冰窟里的死寂沉得像实体,压得人胸口发闷。底下源海冰雕碎裂的“咔嚓”声没停过,每一声都脆得扎耳朵,像有冰锥子在脑仁里刮。玄龟背上那点土黄光晕,暖得跟三九天裹了层厚棉被似的,稳稳托着那口幽蓝冰棺。棺上那些繁复的守护纹路吃了这口“热乎气”,蓝光不再跳闪,沉凝下来,像冻透的河面终于封实了。
棺里头那点冰蓝的“心跳”也稳了,一下,又一下,慢是慢,可透着一股子韧劲儿。光晕随着这节奏轻轻漾开,波纹里都带着暖意。
玄龟那颗比小山还大的脑袋微微低着,眼皮子跟两扇封死了的青铜门似的,一动不动。可一股子说不清道不明的厚重意念,水一样漫开,先拂过冰棺,又探进棺里,最后落在那截正往下掉的暗金幼苗上——这玩意儿现在灰扑扑的,跟块烧乏了的炭头没两样,顶头那片带霜纹的叶子,中间那点漩涡早歇了工。
“灰烬……余温……火种……” 一个念头,慢吞吞、沉甸甸地在冰窟里荡开,磨砂纸似的粗粝,像是从地心最深处挤出来的确认。
嗡——!
那截快砸到冰棺的暗金幼苗,猛地一哆嗦!死寂的叶心漩涡最深处,一点比针鼻子还小的暗金火星子,倏地爆亮了一下!像油尽灯枯的灶膛里,猛地蹦出颗滚烫的火星子,烫得人眼疼。
嗤!嗤嗤!
几根细得几乎看不见、透着点暗金底色的新根须,毒蛇吐信般从幼苗底儿猛地蹿出!没了之前鲸吞海吸的霸道,倒像刚破壳的雏鸟,抖抖索索地朝下摸索。它们压根不管那层暖烘烘的土黄光晕,灵性十足地、轻巧地缠上了幽蓝冰棺,根须尖儿密密实实贴在棺壁上,尤其黏在棺里那点冰蓝心跳正对着的地方。
嗡——!
冰棺剧震!棺壁上刚安稳下来的守护纹路瞬间炸亮!一股子微弱却无比清晰的渴望,混着冰魄本源特有的亲近,顺着那些缠绕的根须,火线般烧回暗金幼苗里!
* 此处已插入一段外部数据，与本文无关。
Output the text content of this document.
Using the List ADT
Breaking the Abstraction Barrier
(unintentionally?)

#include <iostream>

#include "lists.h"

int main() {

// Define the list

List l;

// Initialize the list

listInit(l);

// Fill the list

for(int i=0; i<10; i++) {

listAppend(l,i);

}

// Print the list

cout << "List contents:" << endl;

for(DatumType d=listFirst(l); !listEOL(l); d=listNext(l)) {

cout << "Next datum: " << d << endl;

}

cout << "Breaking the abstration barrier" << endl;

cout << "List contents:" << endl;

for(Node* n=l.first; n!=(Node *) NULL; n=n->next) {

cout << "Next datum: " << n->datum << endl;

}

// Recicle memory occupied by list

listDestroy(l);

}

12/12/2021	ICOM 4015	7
干裂的河床遇上了透地雨!幼苗叶心那点暗金火星子,被这源自血脉深处的呼唤一激,猛地蹿高一截!
更奇的事发生了。
那几条缠棺的暗金根须,通体亮起温润暗金毫光。一股子微弱却精纯的、揉着混沌的浑厚与冰魄的凛冽的新力,像初春解冻的山溪,顺着根须,绵绵不绝地渡进冰棺!这股力,是那点火星子硬从幼苗死寂的本源里榨出来的,是它压箱底的活命气!